Foto: Kadispar Manado Esther Mamangkey dan Kepwal Walikota Soal Pembatasan Jam Operasional Usaha Hiburan Malam. Latar belakang salah satu diskotik.
Radar Penutupan "Bidik" Usaha Hiburan Malam, Kepwal Batas Operasional Dikeluarkan
Manado, MS
Perhatian untuk tak langgar Keputusan Walikota (Kepwal) Manado resmi ditujukan ke para pelaku usaha hiburan malam di ibukota Provinsi Sulut ini.
Lewat pembatasan jam operasional pun diminta untuk dipatuhi. Ganjaran sangsi tegas turut dikeluarkan, yakni penutupan usaha.
Terkait itu, Pemkot Manado melalui Dinas Pariwisata (Dispar) telah meluncurkanKepwal Manado Nomor 46
/Kep/D.13/Par/2026 Tentang Pembatasan Usaha Pariwisata Pada Perayaan Hari Besar Agama. Terhitung berlaku, sejak dikeluarkan 20 Januari 2026.
Dan, pembatasan ini turut berlaku di bulan Ramadan dan Hari Raya Idul Fitri.
Menurut Kepala Dispar Manado Easther Mamangkey SE, implementasinya dari Peraturan Daerah (Perda) Manado Nomor 2 Tahun 2015 tentang Penyelenggaraan Kepariwisataan yang telah diubah dengan Peraturan Daerah Nomor 7 Tahun 2022.
“Kebijakan ini bukan untuk mematikan usaha, melainkan untuk menjaga keseimbangan antara aktivitas ekonomi dan penghormatan terhadap nilai-nilai keagamaan,"kata Mamangkey.
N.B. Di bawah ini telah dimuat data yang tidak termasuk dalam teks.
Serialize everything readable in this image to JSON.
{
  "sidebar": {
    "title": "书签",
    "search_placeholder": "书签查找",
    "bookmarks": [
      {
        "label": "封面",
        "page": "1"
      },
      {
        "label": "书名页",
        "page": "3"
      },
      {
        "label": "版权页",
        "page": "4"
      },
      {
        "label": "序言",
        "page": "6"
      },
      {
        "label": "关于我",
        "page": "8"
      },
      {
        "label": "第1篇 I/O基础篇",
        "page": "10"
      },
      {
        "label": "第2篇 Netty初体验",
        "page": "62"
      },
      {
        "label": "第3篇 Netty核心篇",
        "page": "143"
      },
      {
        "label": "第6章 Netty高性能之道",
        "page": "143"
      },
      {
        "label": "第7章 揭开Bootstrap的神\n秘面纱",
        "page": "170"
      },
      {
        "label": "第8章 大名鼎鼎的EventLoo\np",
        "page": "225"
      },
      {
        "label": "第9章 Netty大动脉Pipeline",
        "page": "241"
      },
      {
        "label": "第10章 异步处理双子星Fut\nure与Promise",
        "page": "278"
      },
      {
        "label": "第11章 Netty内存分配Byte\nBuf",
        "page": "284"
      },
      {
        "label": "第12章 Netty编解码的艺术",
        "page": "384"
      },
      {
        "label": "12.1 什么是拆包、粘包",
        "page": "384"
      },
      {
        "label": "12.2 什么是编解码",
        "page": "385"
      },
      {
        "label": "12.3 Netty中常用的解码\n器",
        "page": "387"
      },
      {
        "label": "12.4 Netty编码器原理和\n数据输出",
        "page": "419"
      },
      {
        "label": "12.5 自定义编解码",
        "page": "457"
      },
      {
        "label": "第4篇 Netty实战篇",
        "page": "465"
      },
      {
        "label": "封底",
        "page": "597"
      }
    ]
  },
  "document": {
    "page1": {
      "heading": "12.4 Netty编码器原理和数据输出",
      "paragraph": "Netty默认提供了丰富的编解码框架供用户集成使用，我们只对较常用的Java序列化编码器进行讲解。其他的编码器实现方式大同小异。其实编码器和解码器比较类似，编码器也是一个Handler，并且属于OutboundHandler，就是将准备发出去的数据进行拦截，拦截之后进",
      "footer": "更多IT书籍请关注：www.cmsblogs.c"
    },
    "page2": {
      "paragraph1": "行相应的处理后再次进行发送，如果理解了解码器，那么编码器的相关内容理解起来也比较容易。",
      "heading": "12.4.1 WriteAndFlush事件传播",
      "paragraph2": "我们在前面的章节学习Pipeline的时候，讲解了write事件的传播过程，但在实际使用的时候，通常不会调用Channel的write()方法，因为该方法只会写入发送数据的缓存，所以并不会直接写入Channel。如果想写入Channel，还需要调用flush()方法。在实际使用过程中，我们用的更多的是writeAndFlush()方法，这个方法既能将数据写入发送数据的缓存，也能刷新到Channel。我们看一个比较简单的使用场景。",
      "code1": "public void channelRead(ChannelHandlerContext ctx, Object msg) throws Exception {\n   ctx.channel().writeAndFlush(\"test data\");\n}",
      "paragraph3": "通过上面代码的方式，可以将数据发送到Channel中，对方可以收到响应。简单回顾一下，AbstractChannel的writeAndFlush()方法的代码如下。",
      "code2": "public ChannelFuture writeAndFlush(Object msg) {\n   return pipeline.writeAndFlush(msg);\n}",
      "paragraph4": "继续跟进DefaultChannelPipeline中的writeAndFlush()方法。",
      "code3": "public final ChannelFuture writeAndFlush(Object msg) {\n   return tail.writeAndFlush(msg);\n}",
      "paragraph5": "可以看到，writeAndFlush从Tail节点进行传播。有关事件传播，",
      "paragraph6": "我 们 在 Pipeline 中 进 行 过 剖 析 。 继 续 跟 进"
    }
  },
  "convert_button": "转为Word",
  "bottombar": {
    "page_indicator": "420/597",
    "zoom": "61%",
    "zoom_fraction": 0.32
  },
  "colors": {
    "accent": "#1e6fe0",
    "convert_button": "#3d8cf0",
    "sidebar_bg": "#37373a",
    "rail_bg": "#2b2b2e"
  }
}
Lanjutnya, di momen Ramadhan seperti sekarang pembatasan ini turut berlaku, agar suasana yang kondusif hadir dan saling menghargai.
Ada pun jenis dalam Kepwal, jenis usaha hiburan malam bersentuhan dengan kepariwisataan adalah klub malam, pub-diskotik dan rumah pijat.
Ditambah untuk usaha karaoke, serta SPA sesuai lembaran di Kepwal Walikota Manado itu.
Penyampaian juga diperoleh kalau di hari besar keagamaan lainnya berlaku, seperti ketika Hari Raya Natal bagi umat Kristen dan Katolik, Nyepi bagi umat Hindu, Waisak bagi umat Buddha, serta Tahun Baru Imlek bagi umat Konghucu.
Terkait pengawasan, pemantauan, dan penindakan apabila ditemukan pelanggaran, ujar Mamangkey, sudah terkoordinasi dengan Satuan Polisi Pamong Praja (Satpol PP) serta unsur TNI dan Polri.
Menyoal informasi ke para pelaku usaha hiburan malam dikatakan telah pula berkoordinasi.
Sembari menambahkan agar semua bisa mematuhi demi menghormati hari-hari keagamaan.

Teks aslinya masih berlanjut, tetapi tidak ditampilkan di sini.